Cucumbers contain antioxidants such as kaempferol, which is an antioxidant flavonoid that is known to fight cancer and prevent heart disease.
5. Brain Health
Cucumbers contain a flavonol called fisetin, which has been shown to prevent Alzheimer’s disease in mice. A daily dose of the antioxidant fisetin keeps mice—even those with genetic mutations linked to Alzheimer’s—from experiencing memory and learning deficits as they age.
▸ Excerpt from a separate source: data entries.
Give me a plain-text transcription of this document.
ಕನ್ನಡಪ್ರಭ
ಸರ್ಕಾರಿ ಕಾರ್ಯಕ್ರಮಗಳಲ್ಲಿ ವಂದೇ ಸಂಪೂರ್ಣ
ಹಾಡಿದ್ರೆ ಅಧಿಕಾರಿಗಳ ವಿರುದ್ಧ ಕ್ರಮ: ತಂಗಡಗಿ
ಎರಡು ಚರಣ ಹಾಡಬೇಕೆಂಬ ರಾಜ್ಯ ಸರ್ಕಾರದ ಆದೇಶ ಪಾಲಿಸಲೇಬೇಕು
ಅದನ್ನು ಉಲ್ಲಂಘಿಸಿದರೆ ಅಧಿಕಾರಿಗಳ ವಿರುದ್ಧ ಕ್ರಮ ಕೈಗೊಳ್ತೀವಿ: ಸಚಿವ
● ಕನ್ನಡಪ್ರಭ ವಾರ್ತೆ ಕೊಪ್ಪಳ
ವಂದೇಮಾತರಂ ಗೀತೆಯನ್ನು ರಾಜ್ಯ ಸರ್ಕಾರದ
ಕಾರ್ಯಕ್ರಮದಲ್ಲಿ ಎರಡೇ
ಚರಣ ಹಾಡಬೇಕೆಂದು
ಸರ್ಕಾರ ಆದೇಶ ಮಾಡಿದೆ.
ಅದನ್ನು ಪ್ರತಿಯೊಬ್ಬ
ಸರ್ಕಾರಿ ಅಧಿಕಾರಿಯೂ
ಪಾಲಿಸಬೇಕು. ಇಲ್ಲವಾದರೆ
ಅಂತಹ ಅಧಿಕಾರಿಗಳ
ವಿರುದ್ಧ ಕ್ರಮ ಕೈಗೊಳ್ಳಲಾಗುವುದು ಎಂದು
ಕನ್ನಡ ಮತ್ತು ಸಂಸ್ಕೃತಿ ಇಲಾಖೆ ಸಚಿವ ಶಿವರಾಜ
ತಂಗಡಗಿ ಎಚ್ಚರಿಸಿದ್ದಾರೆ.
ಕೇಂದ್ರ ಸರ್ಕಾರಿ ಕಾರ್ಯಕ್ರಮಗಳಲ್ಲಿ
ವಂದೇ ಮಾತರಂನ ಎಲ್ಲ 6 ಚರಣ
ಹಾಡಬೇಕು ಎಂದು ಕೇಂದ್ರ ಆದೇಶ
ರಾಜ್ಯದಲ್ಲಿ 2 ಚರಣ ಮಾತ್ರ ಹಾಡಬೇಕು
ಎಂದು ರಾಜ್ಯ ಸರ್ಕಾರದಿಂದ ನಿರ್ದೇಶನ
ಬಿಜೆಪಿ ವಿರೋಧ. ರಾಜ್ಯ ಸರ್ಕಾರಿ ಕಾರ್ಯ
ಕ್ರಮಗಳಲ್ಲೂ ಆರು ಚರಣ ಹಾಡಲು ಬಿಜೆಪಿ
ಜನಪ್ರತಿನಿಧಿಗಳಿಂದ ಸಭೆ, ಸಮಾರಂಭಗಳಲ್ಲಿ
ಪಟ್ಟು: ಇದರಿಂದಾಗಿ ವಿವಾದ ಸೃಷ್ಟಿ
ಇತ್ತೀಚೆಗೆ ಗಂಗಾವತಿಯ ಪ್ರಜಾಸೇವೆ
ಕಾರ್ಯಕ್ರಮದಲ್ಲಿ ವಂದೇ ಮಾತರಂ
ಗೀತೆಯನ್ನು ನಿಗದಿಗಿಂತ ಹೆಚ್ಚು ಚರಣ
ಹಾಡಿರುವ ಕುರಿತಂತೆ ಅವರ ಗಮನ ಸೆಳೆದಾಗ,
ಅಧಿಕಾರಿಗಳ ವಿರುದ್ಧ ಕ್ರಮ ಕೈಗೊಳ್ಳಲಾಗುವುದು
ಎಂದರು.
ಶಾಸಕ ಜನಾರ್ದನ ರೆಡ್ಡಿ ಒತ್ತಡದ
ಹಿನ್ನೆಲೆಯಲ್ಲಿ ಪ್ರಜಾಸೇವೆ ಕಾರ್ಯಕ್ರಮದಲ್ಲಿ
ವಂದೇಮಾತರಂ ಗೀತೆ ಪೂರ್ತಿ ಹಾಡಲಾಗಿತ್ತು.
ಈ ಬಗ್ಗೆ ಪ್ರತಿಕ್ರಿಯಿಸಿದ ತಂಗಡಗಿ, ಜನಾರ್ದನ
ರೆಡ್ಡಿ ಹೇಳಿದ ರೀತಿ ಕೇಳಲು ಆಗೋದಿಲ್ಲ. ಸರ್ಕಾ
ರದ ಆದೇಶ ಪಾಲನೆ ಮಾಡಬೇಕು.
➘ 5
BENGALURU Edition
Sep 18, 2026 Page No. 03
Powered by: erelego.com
A chemical that’s found in fruits and vegetables from strawberries to cucumbers appears to stop memory loss that accompanies Alzheimer’s disease in mice, scientists at the Salk Institute for Biological Studies have discovered. In experiments on mice that normally develop Alzheimer’s symptoms less than a year after birth, a daily dose of the compound—a flavonol called fisetin—prevented the progressive memory and learning impairments. The drug, however, did not alter the formation of amyloid plaques in the brain, accumulations of proteins which are commonly blamed for Alzheimer’s disease. The new finding suggests a way to treat Alzheimer’s symptoms independently of targeting amyloid plaques.
6. Heart Health
From Live Science:
Several studies have linked cucumber consumption to reducing hypertension. Many studies have linked it with lower blood pressure because it promotes vasodiliation (widening of the blood vessels), according to Today’s Dietitian. A 2017 study published in Public Health of Indonesia found that elderly participants with hypertension saw a significant decrease in blood pressure after consuming cucumber juice for 12 days. Additionally, a 2009 review in Indian Academy of Clinical Medicine suggested that hypertension sufferers incorporate cucumbers into their diets because of the fruit’s low sodium content.
The vitamin K in cucumbers is also known to be essential in the blood-clotting process, according to the Harvard School of Public Health.
7. Skin Health
Cucumbers are good for the skin. They are high in Vitamin C and caffeic acid, which helps to protect the skin from sun-damage. The Vitamin C boosts development of collagen and elastin which keeps skin healthy looking. The skin of the cucumber reduces inflammation caused by sunburn if you apply it topically. If you place a slice over each eye and leave it for at least 30 minutes, it reduces puffiness.
8. Healthy Hair
Cucumbers contain manganese, silicon, potassium, phosphorus, calcium, and sulfur-sodium, which slow down hair loss and boost hair growth. With consistent use of cucumber hair mask, you end up with shiny, smooth, and manageable hair.
9. Prevent Hangovers
If you’ve had a little too much to drink and you eat a few slices of cucumber before going to bed at night, it can help prevent a hangover.
10. Improved Digestion
If you eat cucumbers daily, your digestion improves, you prevent constipation, and you reduce levels of cholesterol.
Cucumbers are listed on EWG’s Dirty Dozen list, which means that conventionally grown produce has been found to be contaminated with synthetic chemicals, such as pesticide residues. These pesticides can still be found after washing and peeling. For this reason, it’s important to either grow your own pesticide-free cucumbers or buy organic.